Credit: Gamma-Ray Productions.
And with those ten years also came the not-so-typical-parent stuff: wondering why you weren't talking, despairing through the tantrums that came with frightening frequency, clutching your diagnosis papers in my shaking hands as the tears fell and I knew. I knew the truth.
I didn't have the kid I thought I was going to have, the one I wanted to have. And I never, ever would.
That's a hard thing to admit, my love, and I'll ask you to forgive me for those thoughts. I know you will, because you just don't have it in you to ever hold a grudge. You live in the here and now, and for you, one apology is always good enough.
The truth is that if someone had told me before you were born that I could pick between a "normal" kid, and a kid with autism, I wouldn't have picked you. I wouldn't have picked you, and my life would have been very, very different.
I wouldn't have had those ten years of explaining to people why you repeat movie dialogue on an endless loop, or why you take them so literally all the time.
Ten years of giving you comfortable routines that make you feel safe and grounded, but riding the fine line between turning something into a routine when you need to branch out and push out of your comfort zone.

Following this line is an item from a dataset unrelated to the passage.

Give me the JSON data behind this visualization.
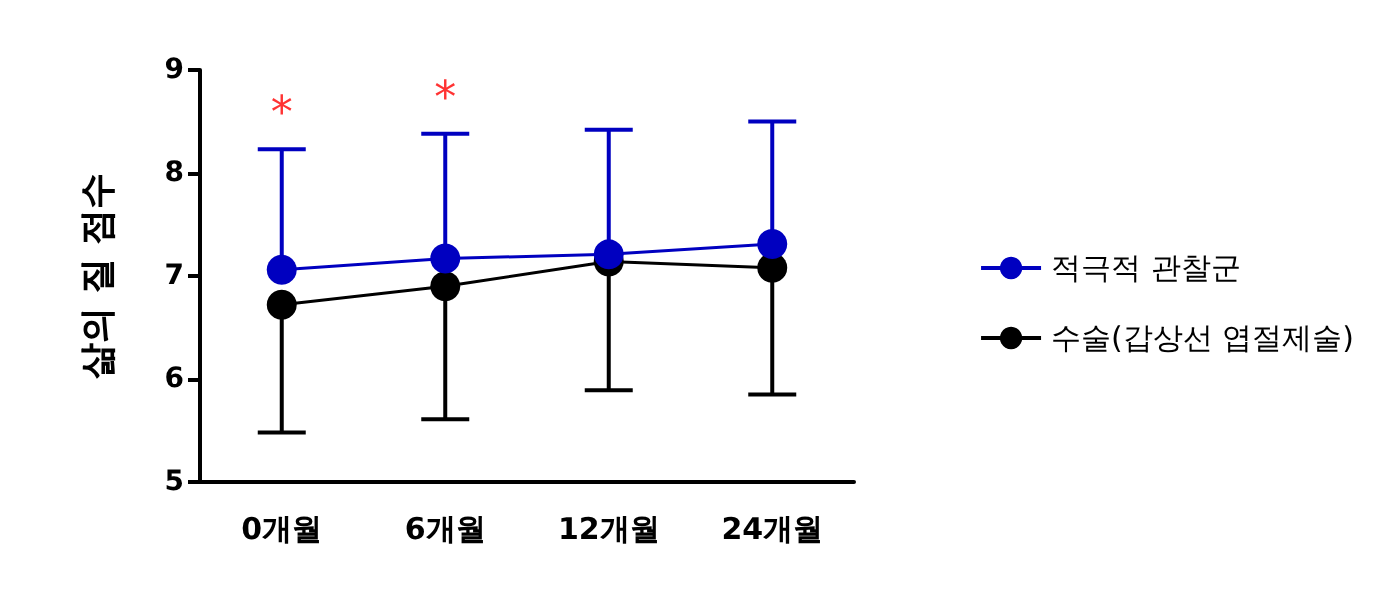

Ten years of teaching you to live in a world that isn't always going to accommodate you like I do. Or your sister does. Or your teachers do.

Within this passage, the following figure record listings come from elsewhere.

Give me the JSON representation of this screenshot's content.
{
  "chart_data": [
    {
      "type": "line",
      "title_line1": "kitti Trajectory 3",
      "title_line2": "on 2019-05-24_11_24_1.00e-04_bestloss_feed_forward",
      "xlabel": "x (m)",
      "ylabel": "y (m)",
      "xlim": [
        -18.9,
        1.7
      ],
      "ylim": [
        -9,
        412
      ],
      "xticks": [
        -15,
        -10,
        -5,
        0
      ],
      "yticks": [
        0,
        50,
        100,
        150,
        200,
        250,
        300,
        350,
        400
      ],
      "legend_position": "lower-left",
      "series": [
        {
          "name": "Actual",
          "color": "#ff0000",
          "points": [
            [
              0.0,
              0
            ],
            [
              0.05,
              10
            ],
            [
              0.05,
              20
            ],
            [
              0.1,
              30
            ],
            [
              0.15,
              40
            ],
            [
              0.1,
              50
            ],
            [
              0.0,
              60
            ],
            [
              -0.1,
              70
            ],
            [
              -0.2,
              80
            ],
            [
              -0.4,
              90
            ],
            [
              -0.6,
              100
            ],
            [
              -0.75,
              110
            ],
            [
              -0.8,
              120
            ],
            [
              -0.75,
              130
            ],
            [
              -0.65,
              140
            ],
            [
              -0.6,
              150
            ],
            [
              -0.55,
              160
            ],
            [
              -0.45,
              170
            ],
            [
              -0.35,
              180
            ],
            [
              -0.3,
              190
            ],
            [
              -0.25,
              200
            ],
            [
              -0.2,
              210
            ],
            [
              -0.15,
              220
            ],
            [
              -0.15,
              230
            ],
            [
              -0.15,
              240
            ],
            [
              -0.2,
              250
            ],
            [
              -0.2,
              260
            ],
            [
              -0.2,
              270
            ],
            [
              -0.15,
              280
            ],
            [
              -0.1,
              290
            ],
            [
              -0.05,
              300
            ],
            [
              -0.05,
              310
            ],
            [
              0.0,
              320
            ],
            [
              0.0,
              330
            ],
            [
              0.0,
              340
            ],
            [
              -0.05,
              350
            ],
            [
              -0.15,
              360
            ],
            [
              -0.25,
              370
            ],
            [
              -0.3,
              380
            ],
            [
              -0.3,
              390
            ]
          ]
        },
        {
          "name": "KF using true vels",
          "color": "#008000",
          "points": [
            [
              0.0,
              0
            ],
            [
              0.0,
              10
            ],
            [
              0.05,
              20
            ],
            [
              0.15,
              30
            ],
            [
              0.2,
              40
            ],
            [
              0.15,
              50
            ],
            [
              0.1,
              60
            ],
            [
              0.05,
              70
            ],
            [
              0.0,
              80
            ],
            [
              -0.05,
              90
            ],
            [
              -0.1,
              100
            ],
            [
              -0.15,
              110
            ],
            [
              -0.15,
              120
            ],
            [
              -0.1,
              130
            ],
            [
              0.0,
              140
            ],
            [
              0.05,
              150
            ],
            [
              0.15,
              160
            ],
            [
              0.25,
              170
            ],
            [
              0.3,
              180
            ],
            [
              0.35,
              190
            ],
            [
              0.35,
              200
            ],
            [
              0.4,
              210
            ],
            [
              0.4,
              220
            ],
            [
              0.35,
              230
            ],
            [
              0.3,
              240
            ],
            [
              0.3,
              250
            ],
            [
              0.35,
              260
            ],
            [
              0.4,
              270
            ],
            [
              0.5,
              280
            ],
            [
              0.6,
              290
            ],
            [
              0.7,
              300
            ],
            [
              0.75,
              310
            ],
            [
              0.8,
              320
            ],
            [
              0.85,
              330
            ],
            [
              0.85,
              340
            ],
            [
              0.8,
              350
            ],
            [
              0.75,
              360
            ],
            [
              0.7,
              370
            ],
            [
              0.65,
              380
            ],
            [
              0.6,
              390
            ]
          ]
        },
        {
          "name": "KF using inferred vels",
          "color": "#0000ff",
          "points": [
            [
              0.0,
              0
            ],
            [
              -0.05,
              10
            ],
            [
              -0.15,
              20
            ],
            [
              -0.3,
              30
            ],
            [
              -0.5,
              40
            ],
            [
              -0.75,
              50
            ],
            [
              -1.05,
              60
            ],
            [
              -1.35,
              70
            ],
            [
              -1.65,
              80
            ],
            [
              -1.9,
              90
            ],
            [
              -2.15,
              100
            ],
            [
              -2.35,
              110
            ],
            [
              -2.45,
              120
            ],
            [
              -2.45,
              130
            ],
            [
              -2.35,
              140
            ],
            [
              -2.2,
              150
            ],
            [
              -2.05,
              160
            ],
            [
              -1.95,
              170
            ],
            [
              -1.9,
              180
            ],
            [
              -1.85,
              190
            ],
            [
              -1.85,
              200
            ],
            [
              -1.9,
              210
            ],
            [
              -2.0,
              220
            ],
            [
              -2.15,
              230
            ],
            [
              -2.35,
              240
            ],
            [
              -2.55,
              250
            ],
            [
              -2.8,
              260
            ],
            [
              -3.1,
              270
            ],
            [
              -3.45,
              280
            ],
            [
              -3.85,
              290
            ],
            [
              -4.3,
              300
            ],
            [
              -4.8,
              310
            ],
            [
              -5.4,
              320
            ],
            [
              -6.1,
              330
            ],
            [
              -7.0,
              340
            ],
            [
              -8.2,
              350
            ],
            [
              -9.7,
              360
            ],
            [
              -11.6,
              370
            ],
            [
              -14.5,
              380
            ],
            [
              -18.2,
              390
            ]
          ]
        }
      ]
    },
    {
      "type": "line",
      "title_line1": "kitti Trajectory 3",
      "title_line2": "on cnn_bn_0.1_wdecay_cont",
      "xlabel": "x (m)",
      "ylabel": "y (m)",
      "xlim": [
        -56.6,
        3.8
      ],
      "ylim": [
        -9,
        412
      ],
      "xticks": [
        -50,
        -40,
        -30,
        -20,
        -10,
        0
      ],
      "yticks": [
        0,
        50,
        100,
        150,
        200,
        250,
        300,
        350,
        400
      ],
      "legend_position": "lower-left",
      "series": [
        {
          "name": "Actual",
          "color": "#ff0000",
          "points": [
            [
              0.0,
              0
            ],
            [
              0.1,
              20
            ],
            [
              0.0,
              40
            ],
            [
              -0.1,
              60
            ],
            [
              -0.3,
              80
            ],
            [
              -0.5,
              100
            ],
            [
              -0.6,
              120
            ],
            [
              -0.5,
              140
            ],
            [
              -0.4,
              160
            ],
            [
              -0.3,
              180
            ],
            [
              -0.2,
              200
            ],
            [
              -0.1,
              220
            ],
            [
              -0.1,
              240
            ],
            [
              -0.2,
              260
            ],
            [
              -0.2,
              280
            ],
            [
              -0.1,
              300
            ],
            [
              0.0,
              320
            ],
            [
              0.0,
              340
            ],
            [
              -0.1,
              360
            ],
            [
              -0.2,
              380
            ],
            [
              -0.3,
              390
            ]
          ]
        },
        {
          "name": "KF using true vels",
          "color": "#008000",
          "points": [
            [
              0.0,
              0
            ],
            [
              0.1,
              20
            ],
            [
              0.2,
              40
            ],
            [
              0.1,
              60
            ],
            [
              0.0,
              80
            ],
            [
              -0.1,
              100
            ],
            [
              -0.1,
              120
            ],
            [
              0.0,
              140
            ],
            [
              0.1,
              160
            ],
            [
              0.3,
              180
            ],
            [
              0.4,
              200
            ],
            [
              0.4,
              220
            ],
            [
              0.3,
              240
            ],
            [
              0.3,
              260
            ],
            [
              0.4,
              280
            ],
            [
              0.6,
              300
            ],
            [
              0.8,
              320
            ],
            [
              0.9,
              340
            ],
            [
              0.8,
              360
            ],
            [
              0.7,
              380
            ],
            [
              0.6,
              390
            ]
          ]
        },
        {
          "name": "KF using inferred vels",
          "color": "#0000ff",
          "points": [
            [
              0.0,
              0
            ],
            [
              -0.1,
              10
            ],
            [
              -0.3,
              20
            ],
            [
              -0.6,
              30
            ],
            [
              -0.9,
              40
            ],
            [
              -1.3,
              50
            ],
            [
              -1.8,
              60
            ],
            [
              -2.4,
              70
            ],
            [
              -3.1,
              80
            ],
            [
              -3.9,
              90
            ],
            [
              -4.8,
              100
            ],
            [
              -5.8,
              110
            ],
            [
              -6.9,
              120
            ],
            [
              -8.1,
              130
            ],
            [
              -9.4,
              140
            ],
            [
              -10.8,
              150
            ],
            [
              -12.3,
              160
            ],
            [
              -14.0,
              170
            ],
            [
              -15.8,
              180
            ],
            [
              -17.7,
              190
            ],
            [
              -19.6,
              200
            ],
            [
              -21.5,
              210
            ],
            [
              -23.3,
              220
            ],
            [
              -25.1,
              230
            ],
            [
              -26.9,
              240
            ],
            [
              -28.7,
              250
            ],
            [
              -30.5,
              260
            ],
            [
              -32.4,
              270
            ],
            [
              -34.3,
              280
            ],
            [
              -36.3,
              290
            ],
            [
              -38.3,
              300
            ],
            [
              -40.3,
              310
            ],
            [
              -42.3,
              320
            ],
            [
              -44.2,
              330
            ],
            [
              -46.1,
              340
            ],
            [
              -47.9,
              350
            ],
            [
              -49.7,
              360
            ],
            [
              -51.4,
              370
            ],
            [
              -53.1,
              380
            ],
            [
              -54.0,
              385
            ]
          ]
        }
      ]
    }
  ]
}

Ten years of explaining, over and over, that the neighborhood friends you used to play with can't play today, when really, they don't want to play with you because you're weird now, and don't play like they do at this age.
It hasn't always been an easy ten years.
I've had friends ask me if I've ever wondered what you'd be like if you weren't a child with autism. I tell them the truth: No, not really. Other than the fleeting thought of what a great football player you would have made or a very real occasional wish that you could tell me what was going on in that mind of yours, I don't think about you that way, much.
Because that boy wouldn't be you. Ten years have taught me that autism isn't a terrible curse. It isn't a horrible tragedy. It isn't a vicious disease that robs you of who you are. It is who you are, as surely as your brown eyes or the chin you got from my side of the family.
I'd like to go back in time and swat those tear-stained diagnosis papers out of my younger self's shaking hands and say, "These are just words! Just words on paper! And you're going to learn how to speak and understand and communicate without all those words! And most of all, you're going to learn that no one can capture this kid with letters and lines and graphs and metrics."
More than anything, I would tell her that she'd pick you, autism and all. She'd pick you over and over and never have a thought for having a son who was anything less than you. Ever.
There's no way I'd miss out on ten years of a belly laugh so loud and grand that no one hearing it is immune.
No way I'd miss ten years of life lessons in patience and communication -- lessons, I might add, that have served me immeasurably in my interactions in the workplace, with friends and neighbors, with family. I've learned to pay attention to more than words, because words can't always be taken at face value, and some people aren't so good with words, but have value to communicate anyway.
I wouldn't trade for one moment all the times I despaired, wondering if you'd ever be able to accomplish a certain thing, only to watch you pole vault over it when you were good and ready, standing triumphant on the other side with that smirky, sideways grin of yours.
Even on it's very worst days, I wouldn't trade a minute of this last decade with you, or give up a single lesson that you so carefully and patiently taught me, between the hugs and fistfuls of bacon and Disney songs sung at the top of our lungs. Lessons about perseverance, about love when you can't even find a way to say the word love, about making your way when the way everybody makes you go tries to trip you up on a regular basis.
A friend told me once that you are free to be yourself with me. That I am your safe place. The truth is, though, that you are mine. In your over-exuberant embrace, I find unconditional acceptance, no matter how bad my day has been, no matter how rotten of a mother I feel like I am today, no matter if I have $19 in the checking account and we have to stay in and watch a DVD instead of going out to a movie. You love me no matter what, and you make it clear to me that every single day, you'd pick me again and again.
God in all his wisdom did the picking for us both, knowing I'd be a better person for who you came to be.
Happy Birthday, little man, on this, the first decade of a life that makes a difference, every single day.